For Obaid-Chinoy, her mother also played a role in ensuring that she was allowed to continue her education in the United States, something that her father was against. Obaid-Chinoy grew up in Karachi, and was fortunate enough to attend school, yet none of the women in her father’s family had been educated and her father saw no reason for her education to continue.
In the documentary, Humaira’s family relive her decision to go to school, as she calmly serves them tea, her sense of duty belying her fierce ambition. Her brother sobs at the memory of the shame that Humaira caused.
“In communities across this country, shame and honour play such a huge part in the prevention of women’s education,” Obaid-Chinoy tells me, sighing. “But it’s just a guise, and Humaira sees past it. Really these men just use it as an excuse to carry on treating women like animals. It’s not about shame or honour.”
Obaid-Chinoy is no stranger to tackling the gritty, sometimes distressing global injustices that remain a stubborn fixture in many women’s lives around the world.

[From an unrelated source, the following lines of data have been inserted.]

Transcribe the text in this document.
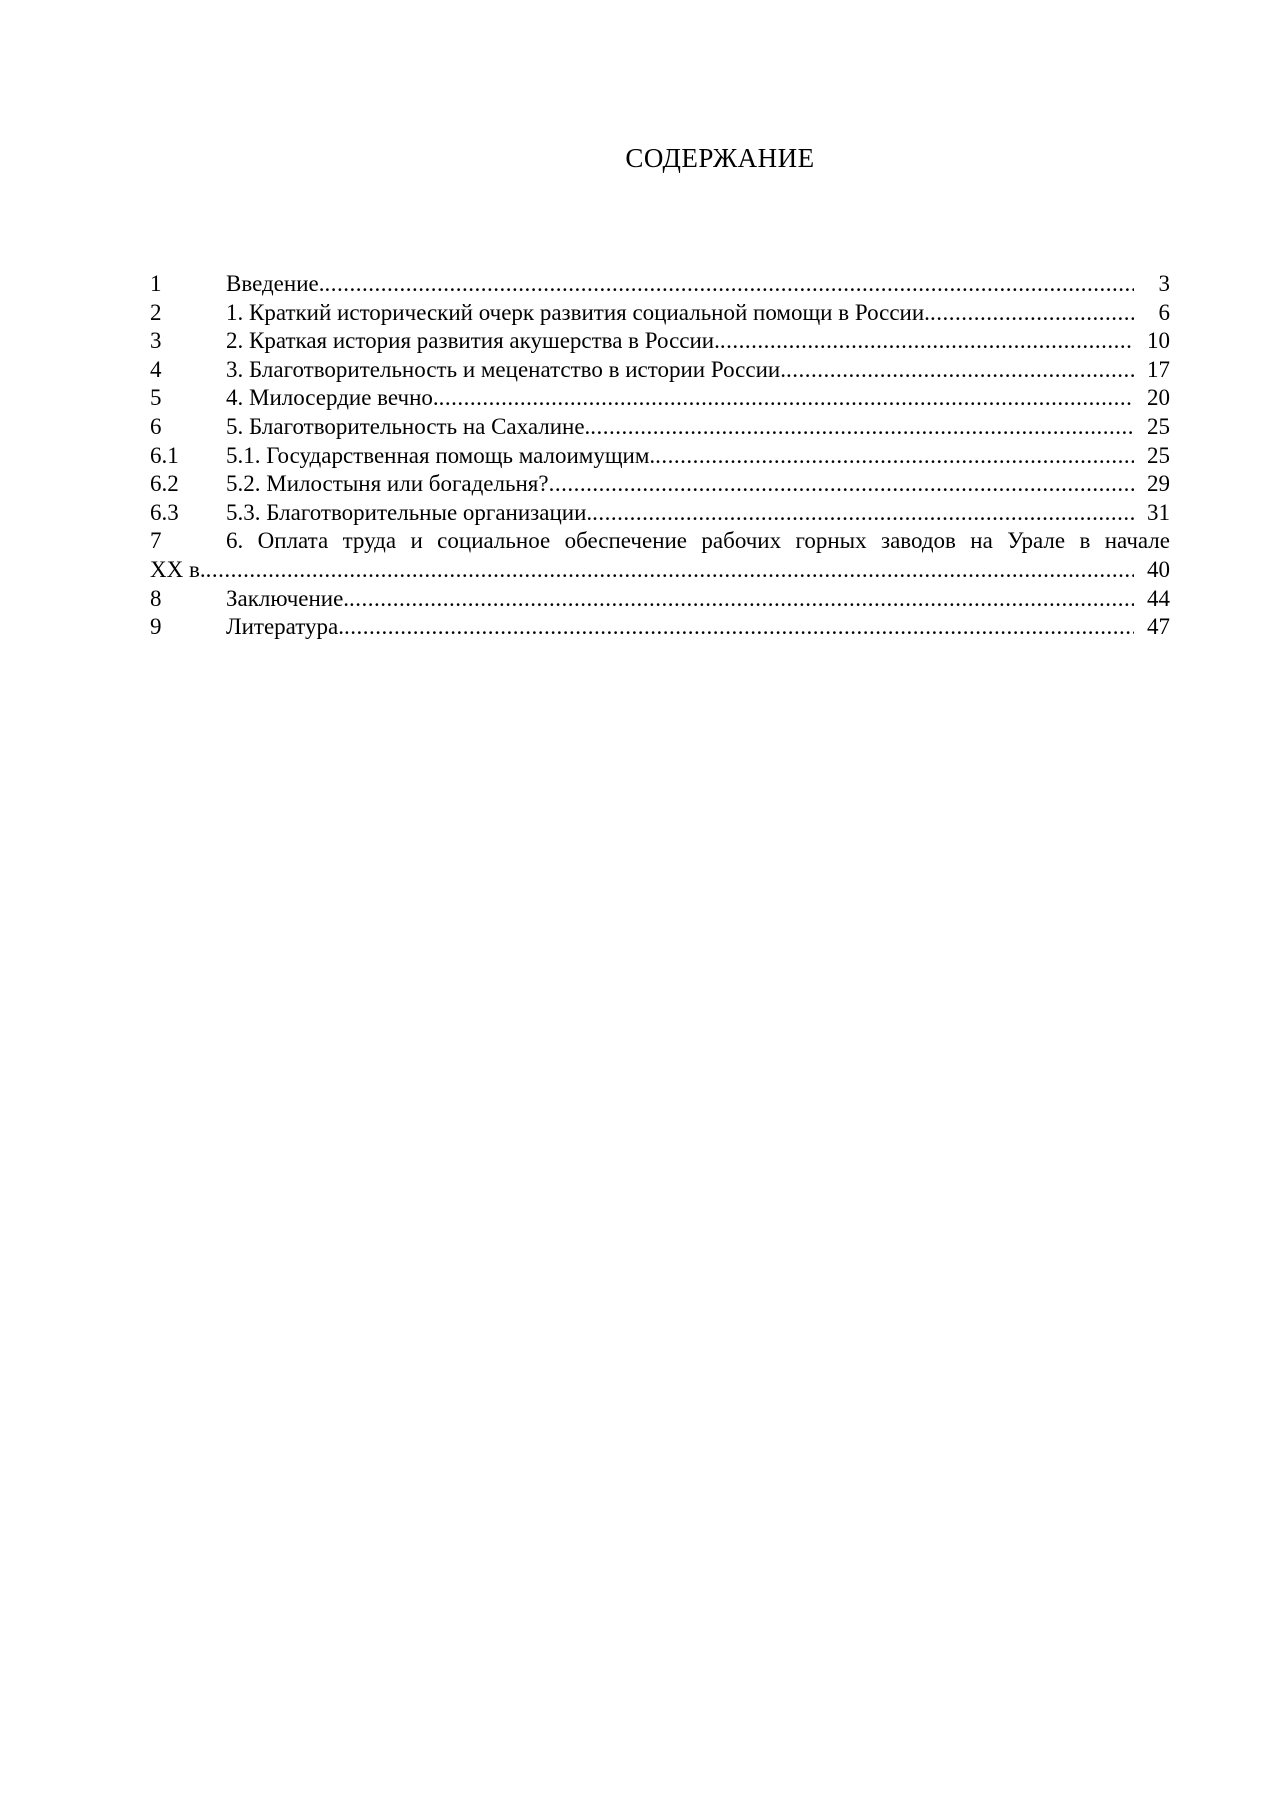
СОДЕРЖАНИЕ
1	Введение. .....	3
2	1. Краткий исторический очерк развития социальной помощи в России. .....	6
3	2. Краткая история развития акушерства в России. .....	10
4	3. Благотворительность и меценатство в истории России. .....	17
5	4. Милосердие вечно. .....	20
6	5. Благотворительность на Сахалине. .....	25
6.1	5.1. Государственная помощь малоимущим. .....	25
6.2	5.2. Милостыня или богадельня? .....	29
6.3	5.3. Благотворительные организации. .....	31
7	6. Оплата труда и социальное обеспечение рабочих горных заводов на Урале в начале
XX в. .....	40
8	Заключение. .....	44
9	Литература. .....	47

Saving Face, her documentary about acid attacks on Pakistani women, won her an Academy Award, among others. Amid the glamour and glitz of the Academy Award ceremony, filled with elegantly dressed women, Obaid-Chinoy raised awareness of the savage acid attacks that can ruin women’s lives. Her film ensured that the prevalence of the attacks became global front page news.
Saving Face also led to Obaid-Chinoy being named one of TIME Magazine’s one hundred most influential people in the world last year. “I dare anyone to watch this film and not be moved to tears and inspired into action”, said the actress Angelina Jolie, about the film.
Yet the nature of Obaid-Chinoy’s work has taken its toll: “The first time I met a survivor of acid violence, I couldn’t sleep at night. It was shocking, it was appalling. It made me so angry and sad, to see their faces destroyed. And to spend your entire life awaiting surgery, what kind of life is that? But it also made me determined to expose it to the world.”
Chime for Change seems to be the perfect platform for Obaid-Chinoy to help raise awareness of some of the issues she has spent her career trying to expose. “I was immediately attracted to the campaign. I think it will bring issues, such as education in Pakistan to the mainstream, to people who would never usually think about it. The use of pop culture and pop icons means that the issues are being raised in a way I would not be capable of doing by myself.
“I think it will shake people out of their [un]consciousness. In today’s day and age, no one should be living through the things that I have witnessed. I want people to watch my film and think; ‘that could have been my family, my daughter’.”